Now, as I near my 32nd birthday, I find myself looking at my body with a different purpose in mind – reproduction. I’m not a mother, but I want to be one. Hopefully within the year of being 32. I look at my body now and see it as a vehicle for all of the amazing things it has done for me in the past – climbed (small) mountains; fighting off diseases and illnesses; reacting instinctively and saving a life; getting me through the past 31 years of my life, day in, day out. But now, I’m looking at it for all of the things I hope it will be – a place that grows healthy babies; a body that nurtures it’s young; a body that is active enough to run around with children; a body that will hopefully see me through to a ripe, old age.
I feel that, for my entire life, I’ve had the wrong focus.

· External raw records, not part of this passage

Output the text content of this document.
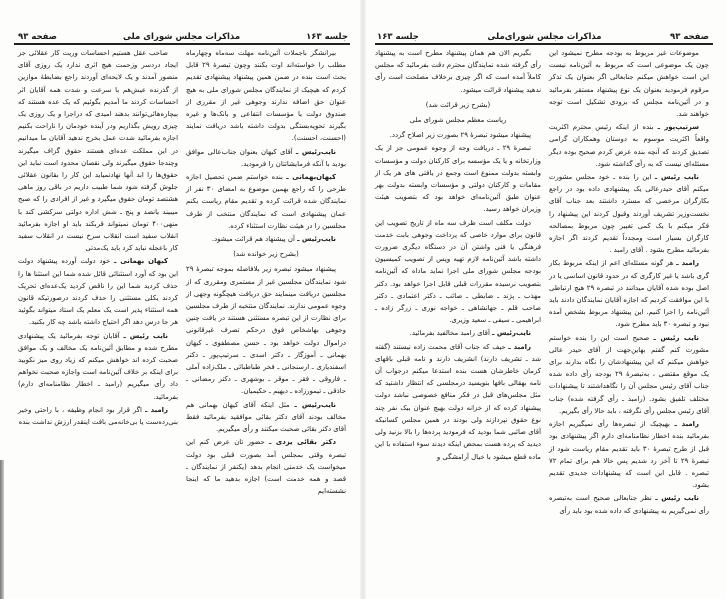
جلسه ۱۶۳
مذاکرات مجلس شورای ملی
صفحه ۹۳

بیرانشگر باجملات آئین‌نامه مهلت سه‌ماه وچهارماه مطلب را خواسته‌اند اوت بکنند وچون تبصرهٔ ۲۹ قابل بحث است بنده در ضمن همین پیشنهاد پیشنهادی تقدیم کردم که هیچیک از نمایندگان مجلس شورای ملی به هیچ عنوان حق اضافه ندارند وجوهی غیر از مقرری از صندوق دولت یا مؤسسات انتفاعی و بانک‌ها و غیره بگیرند تحویه‌بستگی بدولت داشته باشد دریافت نمایند (احسنت، احسنت).

نایب‌رئیس ـ آقای کیهان بعنوان جناب‌عالی موافق بودید با آنکه فرمایشاتتان را فرمودید.

کیهان‌بهمانی ـ بنده خواستم ضمن تحصیل اجازه طرحی را که راجع بهمین موضوع به امضای ۳۰ نفر از نمایندگان شده قرائت کرده و تقدیم مقام ریاست بکنم عمان پیشنهادی است که نمایندگان منتخب از طرف مجلسین را در هیئت نظارت استثناء کرده.

نایب‌رئیس ـ آن پیشنهاد هم قرائت میشود.

(بشرح زیر خوانده شد)

پیشنهاد میشود تبصره زیر بلافاصله بموجه تبصرهٔ ۲۹ شود نمایندگان مجلسین غیر از مستمری ومقرری که از مجلسین دریافت مینمایند حق دریافت هیچگونه وجهی از وجوه عمومی ندارند. نمایندگان منتخبه از طرف مجلسین برای نظارت از این تبصره مستثنی هستند در یافت چنین وجوهی بهاشخاص فوق درحکم تصرف غیرقانونی دراموال دولت خواهد بود ـ حسن مصطفوی ـ کیهان بهمانی ـ آموزگار ـ دکتر اسدی ـ سرتیپ‌پور ـ دکتر اسفندیاری ـ ارسنجانی ـ فخر طباطبائی ـ ملک‌زاده آملی ـ فاروقی ـ فقر ـ موقر ـ بوشهری ـ دکتر رمضانی ـ حاذقی ـ تیمورزاده ـ دیهیم ـ حکیمیان.

نایب‌رئیس ـ مثل اینکه آقای کیهان بهمانی هم مخالف بودند آقای دکتر بقائی موافقید بفرمائید فقط آقای دکتر بقائی صحبت میکنند و رأی میگیریم.

دکتر بقائی یزدی ـ حضور تان عرض کنم این تبصره وقتی بمجلس آمد بصورت قبلی بود دولت میخواست یک خدمتی انجام بدهد (یکنفر از نمایندگان ـ قصد و همه خدمت است) اجازه بدهید ما که اینجا نشسته‌ایم

صاحب عقل هستیم احساسات وریت کار عقلائی جز ایجاد دردسر وزحمت هیچ اثری ندارد یک روزی آقای منصور آمدند و یک لایحه‌ای آوردند راجع بضابطهٔ موازین از گذرنده عیش‌هم با سرعت و شدت همه آقایان اثر احساسات کردند ما آمدیم بگوئیم که یک عده هستند که بیچاره‌هائی‌توانند بدهند امیدی که دراجرا و یک روزی یک چیزی رویش بگذاریم ودر آینده خودمان را ناراحت بکنیم اجازه بفرمائید شدت عمل بخرج ندهید آقایان ما میدانیم در این مملکت عده‌ای هستند حقوق گزاف میگیرند وچندجا حقوق میگیرند ولی نقصان محدود است نباید این حقوق‌ها را ابد آنها نهاد‌نمیاید این کار را بقانون عقلائی جلوش گرفته شود شما طبیب داریم در باقی روز ماهی هشتصد تومان حقوق میگیرد و غیر از افرادی را که صبح میبیند یانصد و پنج ـ شش اداره دولتی سرکشی کند با منهی۴۰۰ تومان نمیتواند قربکند باید او اجازه بفرمائید انقلاب سفید است انقلاب سرخ نیست در انقلاب سفید کار باعجله نباید کرد باید یک‌مدتی

کیهان بهمانی ـ خود دولت آورده پیشنهاد دولت این بود که آورد استثنائی قائل شده شما این استثنا ها را حذف کردید شما این را ناقص کردید یک‌عده‌ای تحریک کردند یکلی مستثنی را حذف کردند درصورتیکه قانون همه استثناء پذیر است یک معلم یک استاد میتواند بگوئید هر جا درس دهد اگر احتیاج داشته باشد چه کار بکنید.

نایب رئیس ـ آقایان توجه بفرمائید یک پیشنهادی مطرح شده و مطابق آئین‌نامه یک مخالف و یک موافق صحبت کرده اند خواهش میکنم که زیاد روی میز نکوبید برای اینکه بر خلاف آئین‌نامه است واجازه صحبت نخواهم داد رأی میگیریم (رامبد ـ اخطار نظامنامه‌ای دارم) بفرمائید.

رامبد ـ اگر قرار بود انجام وظیفه ، با راحتی وخیر بنی‌رده‌ست یا بی‌خانه‌می بافت اینقدر ارزش نداشت بنده

صفحه ۹۳
مذاکرات مجلس شورای‌ملی
جلسه ۱۶۳

موضوعات غیر مربوط به بودجه مطرح نمیشود این چون یک موضوعی است که مربوط به آئین‌نامه نیست این است خواهش میکنم جنابعالی اگر بعنوان یک تذکر مرقوم فرمودید بعنوان یک نوع پیشنهاد مستقر بفرمائید و در آئین‌نامه مجلس که بزودی تشکیل است توجه خواهند شد.

سرتیپ‌پور ـ بنده از اینکه رئیس محترم اکثریت واقعاً اکثریت موسوم به دوستان وهمکاران گرامی تصدیق کردند که آنچه بنده عرض کردم صحیح بوده دیگر مسئله‌ای نیست که به رأی گذاشته شود.

نایب رئیس ـ این را بنده ـ خود مجلس مشورت میکنم آقای حیدرعالی یک پیشنهادی داده بود در راجع بکارگران مرخصی که مسترد داشتند بعد جناب آقای نخست‌وزیر تشریف آوردند وقبول کردند این پیشنهاد را فکر میکنم با یک کمی تغییر چون مربوط بمصالحه کارگران بسیار است ومجدداً تقدیم کردند اگر اجازه بفرمائید مطرح بشود . آقای رامبد .

رامبد ـ هر گونه مسئله‌ای اعم از اینکه مربوط بکار گری باشد یا غیر کارگری که در حدود قانون اساسی یا در اصل بوده شده آقایان میدانند در تبصره ۲۹ هیچ ارتباطی با این موافقت کردیم که اجازه آقایان نمایندگان دادند باید آئین‌نامه را اجرا کنیم. این پیشنهاد مربوط بشخص آمده نبود و تبصره ۳۰ باید مطرح شود.

نایب رئیس ـ صحیح است این را بنده خواستم مشورت کنم گفتم بهاین‌جهت از آقای حیدر عالی خواهش میکنم که این پیشنهادشان را نگاه بدارند برای یک موقع مقتضی ، به‌تبصرهٔ ۲۹ بودجه رأی داده شده جناب آقای رئیس مجلس آن را نگاهداشتند تا پیشنهادات مختلف تلفیق بشود. (رامبد ـ رأی گرفته شده) جناب آقای رئیس مجلس رأی نگرفته ، باید حالا رأی بگیریم.

رامبد ـ بهیچیک از تبصره‌ها رأی نمیگیریم اجازه بفرمائید بنده اخطار نظامنامه‌ای دارم اگر پیشنهادی بود قبل از طرح تبصرهٔ ۳۰ باید تقدیم مقام ریاست شود از تبصرهٔ ۲۹ تا آخر رد شدیم پس حالا هم برای تمام ۷۲ تبصره . قابل این است که پیشنهادات جدیدی تقدیم بشود.

نایب رئیس ـ نظر جنابعالی صحیح است به‌تبصره رأی نمی‌گیریم به پیشنهادی که داده شده بود باید رأی

بگیریم الان هم همان پیشنهاد مطرح است به پیشنهاد رأی گرفته شده نمایندگان محترم دقت بفرمائید که مجلس کاملاً آمده است که اگر چیزی برخلاف مصلحت است رأی ندهید پیشنهاد قرائت میشود.

(بشرح زیر قرائت شد)

ریاست معظم مجلس شورای ملی

پیشنهاد میشود تبصرهٔ ۲۹ بصورت زیر اصلاح گردد.

تبصرهٔ ۲۹ ـ دریافت وجه از وجوه عمومی جز از یک وزارتخانه و یا یک مؤسسه برای کارکنان دولت و مؤسسات وابسته بدولت ممنوع است وجمع در یافتی های هر یک از مقامات و کارکنان دولتی و مؤسسات وابسته بدولت بهر عنوان طبق آئین‌نامه‌ای خواهد بود که بتصویب هیئت وزیران خواهد رسید.

دولت مکلف است ظرف سه ماه از تاریخ تصویب این قانون برای موارد خاصی که پرداخت وجوهی بابت خدمت فرهنگی یا فنی واشتن آن در دستگاه دیگری ضرورت داشته باشد آئین‌نامه لازم تهیه وپس از تصویب کمیسیون بودجه مجلس شورای ملی اجرا نماید ماداه که آئین‌نامه بتصویب نرسیده مقررات قبلی قابل اجرا خواهد بود. دکتر مهذب ـ پژند ـ ضابطی ـ صائب ـ دکتر اعتمادی ـ دکتر صاحب قلم ـ جهانشاهی ـ خواجه نوری ـ زرگر زاده ـ ابراهیمی ـ سیفی ـ سعید وزیری.

نایب‌رئیس ـ آقای رامبد مخالفید بفرمائید.

رامبد ـ حیف که جناب آقای محمت زاده نیستند (گفته شد ـ تشریف دارند) انشریف دارند و نامه قبلی باقهای کرمان خاطرشان هست بنده استدعا میکنم درجواب آن نامه بهقالی بافها بنویسید درمجلسی که انتظار داشتید که مثل مجلس‌های قبل در فکر منافع خصوصی نباشد دولت پیشنهاد کرده که از خزانه دولت بهیچ عنوان بیک نفر چند نوع حقوق نپردازند ولی بودند در همین مجلس کسانیکه آقای صائبی شما بودید که فرمودید پرده‌ها را بالا بزنید ولی دیدید که پرده هست بمحض اینکه دیدند سوء استفاده با این ماده قطع میشود با خیال آرامشگی و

I looked at my body as an image rather than a vehicle. And whilst I know and understand that I am not my body, I do feel that I need to treat it with more love, care, and respect. I’ve only just really considered all of the negative implications my habits may have on my fertility. I don’t smoke, I eat relatively healthily, and I enjoy the occasional drink. However, over the past few weeks I’ve been considering the following: how do I fuel my body to be fertile, to be bountiful, to serve the most natural purpose that it possesses?
There’s no ‘big revelation’ with this post, nor do I have any major plan to change my life when it comes to food and body image. I do want to continue with my goal of walking every day for an hour, and eating well as much as possible. The weather in Ireland doesn’t always help though – with weather warnings and thunderous downpours, walking is not always an attractive option but I’ll try to do yoga or something on those days. I’m intrigued by my change of mindset, and curious as to where the next few months may lead me. Hopefully, it will be down a very beautiful and fulfilling path with very few speedbumps along the way!